The Ten Deadly Sins of Mobile Video Calling - Sins 6-8: Experience
This is the second of three posts in my mini-series about mobile video calling. If you're new, you might like to take a look at the first post before diving in here.
Having already discussed some of the technical barriers to good mobile video experiences, in this post I cover some of the more fundamental experiential problems that can turn a great call into a terrible one.
Sin 6: Lighting
Good video requires good lighting. Bad lighting means a bad call - and it's really that simple.
Lighting is actually a problem for all video - not just mobile video. Very high end video conferencing systems will often include specifications for what colors the walls need to be in the room, and exactly what kind of lighting is needed and where in the room it needs to be placed. Sound extreme? Think about how movies are filmed and how important lighting is there.
Now think about Skype on your desktop or TV. If you're sitting in front of your computer in your home or office, there is typically some form of lighting that stays reasonably consistent throughout the call. Perhaps the lights are on in the room; or the sun is out and you are getting light through the windows. Nevertheless, you might end up being backlit, especially in rooms lit with direct sunlight. This has a negative effect on video calling.
Now, consider the case on a mobile device. Lighting is much more variable. You might be outside - it might be dark or dusk or in a place where no lighting is available. Or, it may be midday outside, with the sun overhead. Or, you might be backlit by the rising sun. In fact, the situation might change during a call.
If you're outside on your mobile phone, and you're backlit by the sun, and then you turn around - you're now front-lit. In other words, mobile video complicates lighting even further by introducing two new variables - one is movement, which can cause significant variation in lighting. The other is uncontrolled lighting, where you may be in situations where you can't turn lights on or off.
Some of this can be solved by lighting adjustments, often provided by the camera itself. But sometimes, lighting is just bad. And there's not much you can do about it.
Sin 7: Centering and shaking
In a mobile video call, for the other people to see you, you need to hold the phone at exactly the right distance from your face, and then hold it at exactly the right angle to capture you properly. Of course, the same problem exists in desktop or TV video calling. However, on the desktop - the PC or laptop is in a fixed position, usually on a desk, as is the camera. You're usually in a sitting position in a chair - or on a sofa in the case of TV.
On desktops, the camera can be adjusted so that it always captures your face as long as you're sitting in the chair at the normal distance from the camera. On a laptop, where the camera is embedded in the bezel of the display, the angle of the display can be adjusted to similar effect. In other words, the proper angle and distance of the camera to your face is maintained by a physical apparatus.
This is absolutely not the case for mobile video. In a mobile video call, you have to hold the mobile phone in your hand, and keep it at the correct distance. Maintaining this distance is not handled by a physical apparatus - it's maintained by your arm. This makes it difficult to do correctly, and requires continuous adjustment. Indeed, many mobile video calling applications give you a full-screen self-view while the call is ringing. This gives you a chance to 'prepare' and place the handset at the proper distance before the call. Nonetheless, people naturally move their arms and head during a call, and as a consequence, their face will often fall out of center, giving a poor experience for the person on the other side of the call.

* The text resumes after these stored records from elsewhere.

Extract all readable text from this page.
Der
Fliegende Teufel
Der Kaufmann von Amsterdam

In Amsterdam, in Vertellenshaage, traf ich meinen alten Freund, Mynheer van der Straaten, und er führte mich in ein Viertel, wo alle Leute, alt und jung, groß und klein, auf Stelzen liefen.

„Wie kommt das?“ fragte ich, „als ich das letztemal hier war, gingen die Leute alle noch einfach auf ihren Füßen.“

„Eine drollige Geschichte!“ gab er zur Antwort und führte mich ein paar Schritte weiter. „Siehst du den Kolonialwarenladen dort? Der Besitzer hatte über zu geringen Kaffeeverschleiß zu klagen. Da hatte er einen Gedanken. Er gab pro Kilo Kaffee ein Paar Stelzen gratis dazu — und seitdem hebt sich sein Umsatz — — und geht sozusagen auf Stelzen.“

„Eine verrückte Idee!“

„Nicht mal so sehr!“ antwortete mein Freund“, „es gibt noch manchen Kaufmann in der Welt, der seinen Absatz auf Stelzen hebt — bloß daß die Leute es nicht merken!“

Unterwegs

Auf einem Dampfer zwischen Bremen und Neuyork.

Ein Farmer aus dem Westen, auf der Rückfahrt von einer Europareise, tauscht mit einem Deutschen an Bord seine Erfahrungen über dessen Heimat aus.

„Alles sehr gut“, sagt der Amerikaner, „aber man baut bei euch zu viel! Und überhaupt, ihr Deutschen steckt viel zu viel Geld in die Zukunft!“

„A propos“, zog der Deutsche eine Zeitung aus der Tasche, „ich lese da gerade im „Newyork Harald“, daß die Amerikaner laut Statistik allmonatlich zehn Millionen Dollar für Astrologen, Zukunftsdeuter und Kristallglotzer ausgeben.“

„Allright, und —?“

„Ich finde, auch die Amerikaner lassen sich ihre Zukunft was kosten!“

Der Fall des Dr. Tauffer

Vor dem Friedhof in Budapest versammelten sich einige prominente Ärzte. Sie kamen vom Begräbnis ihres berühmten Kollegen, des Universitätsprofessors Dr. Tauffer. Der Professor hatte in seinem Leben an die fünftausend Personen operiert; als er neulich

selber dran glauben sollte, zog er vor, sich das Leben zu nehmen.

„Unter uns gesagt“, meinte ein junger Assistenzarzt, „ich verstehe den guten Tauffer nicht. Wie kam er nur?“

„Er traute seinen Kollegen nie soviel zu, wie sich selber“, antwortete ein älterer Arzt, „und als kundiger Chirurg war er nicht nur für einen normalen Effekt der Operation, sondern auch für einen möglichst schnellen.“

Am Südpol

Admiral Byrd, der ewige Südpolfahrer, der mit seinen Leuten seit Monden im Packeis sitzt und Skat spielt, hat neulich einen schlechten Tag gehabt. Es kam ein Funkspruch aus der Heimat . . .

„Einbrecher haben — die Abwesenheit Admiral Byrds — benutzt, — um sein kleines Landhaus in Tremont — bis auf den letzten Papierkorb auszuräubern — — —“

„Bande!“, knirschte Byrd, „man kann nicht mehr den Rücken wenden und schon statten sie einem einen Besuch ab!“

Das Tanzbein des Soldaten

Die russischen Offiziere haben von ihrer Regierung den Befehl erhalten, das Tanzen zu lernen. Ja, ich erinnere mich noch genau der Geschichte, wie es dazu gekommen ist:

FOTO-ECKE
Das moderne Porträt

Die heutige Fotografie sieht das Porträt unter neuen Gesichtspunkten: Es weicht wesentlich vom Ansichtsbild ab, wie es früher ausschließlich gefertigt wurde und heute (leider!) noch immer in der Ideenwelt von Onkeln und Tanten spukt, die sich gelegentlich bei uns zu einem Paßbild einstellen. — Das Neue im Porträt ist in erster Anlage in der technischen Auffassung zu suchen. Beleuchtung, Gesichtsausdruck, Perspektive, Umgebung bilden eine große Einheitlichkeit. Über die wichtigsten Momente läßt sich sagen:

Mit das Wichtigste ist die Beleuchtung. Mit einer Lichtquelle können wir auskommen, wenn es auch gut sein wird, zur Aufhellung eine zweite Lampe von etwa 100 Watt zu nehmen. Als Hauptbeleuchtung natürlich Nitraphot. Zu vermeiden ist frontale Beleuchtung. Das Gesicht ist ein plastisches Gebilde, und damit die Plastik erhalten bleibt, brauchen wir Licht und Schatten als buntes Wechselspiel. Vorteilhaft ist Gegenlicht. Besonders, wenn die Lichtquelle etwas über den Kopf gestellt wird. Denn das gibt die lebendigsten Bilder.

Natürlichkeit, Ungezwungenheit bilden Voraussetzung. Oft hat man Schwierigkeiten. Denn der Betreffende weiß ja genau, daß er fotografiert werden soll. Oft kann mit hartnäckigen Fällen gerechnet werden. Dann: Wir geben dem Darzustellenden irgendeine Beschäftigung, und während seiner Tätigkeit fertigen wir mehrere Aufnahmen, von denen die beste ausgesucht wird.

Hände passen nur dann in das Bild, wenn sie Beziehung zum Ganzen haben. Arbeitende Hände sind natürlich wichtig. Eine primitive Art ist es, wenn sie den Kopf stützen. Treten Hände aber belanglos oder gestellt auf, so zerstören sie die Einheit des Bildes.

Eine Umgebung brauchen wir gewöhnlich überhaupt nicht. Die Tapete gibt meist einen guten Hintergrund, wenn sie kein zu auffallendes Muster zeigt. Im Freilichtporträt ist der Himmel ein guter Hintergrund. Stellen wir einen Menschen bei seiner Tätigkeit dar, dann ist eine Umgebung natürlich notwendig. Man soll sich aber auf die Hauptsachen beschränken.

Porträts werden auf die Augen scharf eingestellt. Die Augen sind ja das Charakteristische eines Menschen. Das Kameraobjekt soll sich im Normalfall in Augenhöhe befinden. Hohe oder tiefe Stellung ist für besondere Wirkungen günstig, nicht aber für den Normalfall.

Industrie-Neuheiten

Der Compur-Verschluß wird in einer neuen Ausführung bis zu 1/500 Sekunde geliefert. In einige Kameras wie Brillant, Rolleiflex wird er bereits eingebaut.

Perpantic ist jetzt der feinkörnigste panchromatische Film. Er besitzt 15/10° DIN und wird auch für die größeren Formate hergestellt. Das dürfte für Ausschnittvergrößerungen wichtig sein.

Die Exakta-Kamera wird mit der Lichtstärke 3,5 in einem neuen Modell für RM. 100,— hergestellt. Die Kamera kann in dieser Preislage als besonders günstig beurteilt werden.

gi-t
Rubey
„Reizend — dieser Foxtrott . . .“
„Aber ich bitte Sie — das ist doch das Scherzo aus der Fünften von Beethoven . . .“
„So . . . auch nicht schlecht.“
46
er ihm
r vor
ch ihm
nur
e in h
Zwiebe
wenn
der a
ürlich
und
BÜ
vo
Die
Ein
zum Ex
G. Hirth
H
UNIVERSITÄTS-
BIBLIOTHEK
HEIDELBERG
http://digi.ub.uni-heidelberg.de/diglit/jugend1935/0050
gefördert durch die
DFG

Indeed, the relatively small self-view, which is not the focus of the your attention during a call, is the only bit of feedback that you're getting something wrong, and without clear feedback, you often don't realizes that all the other person can see is the top of your head, or your ear.
Motion complicates things even further. In a typical laptop or desktop video call, you don't move very much during a call. However, in a mobile video call, you're much more often in motion. Indeed, people often tend to pace or move around while on mobile calls, so that moving around is the norm and not the exception. Motion will naturally cause the distance between the phone and the caller's face to change during the call, aggravating the problem.
Like lighting, this is an experience problem that is primarily not technical.
Sin 8: Discomfort
This problem is very much related to the video shaking and centering problem, but is slightly different.
It gets pretty uncomfortable holding a phone at a fixed distance from your face for an extended period of time. Give it a try - take your mobile phone, hold it out from your face, and keep it there for a minute; five minutes; ten minutes; thirty minutes - and figure out how long you can hold it in place before you just can't stand it anymore.
This discomfort issue can be addressed with things like mobile kickstands, but it means that mobile video calling is not going to be the thing you use to have a one hour long call with grandma. You're still going to want to use the PC or TV for that.
However, mobile video lets you do things that you simply can't do on the PC or TV. An obvious example is 'see-what-I-see', which is typically a shorter call, whose purpose is to show something to the other person. My favorite use case for this is when you go to the grocery store to buy a box of pasta for your wife, only to discover that there are a million different brands of that pasta on the shelves. With see-what-I-see, you can show her the options and discuss them in real time. This is much more useful than trying to describe what each box looks like in order to find the one she wants.
Technology can't solve these problems in quite the same way as the first five, so we'll have to look elsewhere for solutions. In my final post, I'll discuss two societal problems that probably have the most fundamental effect on the way people make mobile video calls.